Well, the high-risk people do—they have aggressive disease. They're performing worse than even NCCN high risk. But if you're a low-risk Artera, I don't know what that means for you, the patient. And you can extrapolate.
But I'd like to see, and I think we're going to see, a lot of good real-world data. It sounds silly. Usually, we have all this real-world data, and we're trying to get a randomized trial. This is one of those cases where I think we need some real-world data.
And I do see a high utilization of things like this in my practice in the next couple of years. Right now, I'm mostly using digital AI in pathology, like in research, to be honest, and then we're implementing things like for diagnosis, not for risk assessment. But with that preamble, I'll yield, and we can go through some questions.

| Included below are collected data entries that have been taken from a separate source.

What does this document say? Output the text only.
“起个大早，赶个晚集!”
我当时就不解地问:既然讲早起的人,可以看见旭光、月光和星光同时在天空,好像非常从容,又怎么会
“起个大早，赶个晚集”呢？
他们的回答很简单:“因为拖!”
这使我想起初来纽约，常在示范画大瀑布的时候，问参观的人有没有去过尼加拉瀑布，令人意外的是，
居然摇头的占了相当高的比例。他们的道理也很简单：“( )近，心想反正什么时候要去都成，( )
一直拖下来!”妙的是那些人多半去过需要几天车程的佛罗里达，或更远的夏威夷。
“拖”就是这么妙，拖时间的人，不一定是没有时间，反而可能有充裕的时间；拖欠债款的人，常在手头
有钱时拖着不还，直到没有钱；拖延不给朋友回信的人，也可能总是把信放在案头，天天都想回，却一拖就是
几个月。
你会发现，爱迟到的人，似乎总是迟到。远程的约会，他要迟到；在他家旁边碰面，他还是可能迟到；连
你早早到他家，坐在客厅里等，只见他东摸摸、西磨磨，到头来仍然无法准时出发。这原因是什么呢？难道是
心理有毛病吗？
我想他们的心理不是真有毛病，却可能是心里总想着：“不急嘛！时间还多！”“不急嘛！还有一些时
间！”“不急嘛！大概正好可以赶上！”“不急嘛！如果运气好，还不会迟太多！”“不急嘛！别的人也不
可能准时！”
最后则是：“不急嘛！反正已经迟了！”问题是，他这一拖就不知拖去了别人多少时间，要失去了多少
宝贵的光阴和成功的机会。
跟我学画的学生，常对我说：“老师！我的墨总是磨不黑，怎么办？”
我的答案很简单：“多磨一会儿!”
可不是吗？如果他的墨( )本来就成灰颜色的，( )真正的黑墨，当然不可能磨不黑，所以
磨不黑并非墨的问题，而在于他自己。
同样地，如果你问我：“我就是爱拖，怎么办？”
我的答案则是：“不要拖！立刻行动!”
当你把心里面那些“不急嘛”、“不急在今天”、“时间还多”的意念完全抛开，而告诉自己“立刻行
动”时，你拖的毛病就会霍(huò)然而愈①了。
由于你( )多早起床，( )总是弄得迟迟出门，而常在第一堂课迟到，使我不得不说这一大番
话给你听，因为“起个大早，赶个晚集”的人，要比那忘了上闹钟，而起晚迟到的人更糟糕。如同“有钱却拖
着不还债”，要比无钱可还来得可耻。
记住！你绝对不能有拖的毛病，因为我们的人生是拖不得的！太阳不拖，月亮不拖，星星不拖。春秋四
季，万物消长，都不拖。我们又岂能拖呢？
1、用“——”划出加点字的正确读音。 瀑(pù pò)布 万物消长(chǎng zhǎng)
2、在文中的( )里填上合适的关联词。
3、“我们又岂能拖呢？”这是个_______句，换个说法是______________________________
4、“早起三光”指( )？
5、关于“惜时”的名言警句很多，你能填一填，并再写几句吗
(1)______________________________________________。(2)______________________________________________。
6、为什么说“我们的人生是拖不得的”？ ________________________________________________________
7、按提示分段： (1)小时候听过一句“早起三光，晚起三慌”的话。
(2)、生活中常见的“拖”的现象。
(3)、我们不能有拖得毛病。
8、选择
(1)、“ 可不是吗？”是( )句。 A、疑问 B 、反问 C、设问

But just so that the audience knows, I was really on the bandwagon. But now, when it came, like when rubber met the road and I was talking to my own patients, and do I trust this to make a decision for you that's going to impact your whole life, I don't think we're there yet. And so I think we're getting there. And I think it's exciting, and I think Tward's work should be applauded. But I don't think we're quite there yet, but it's coming fast. And so that's why it's great to have this meeting as we're having today.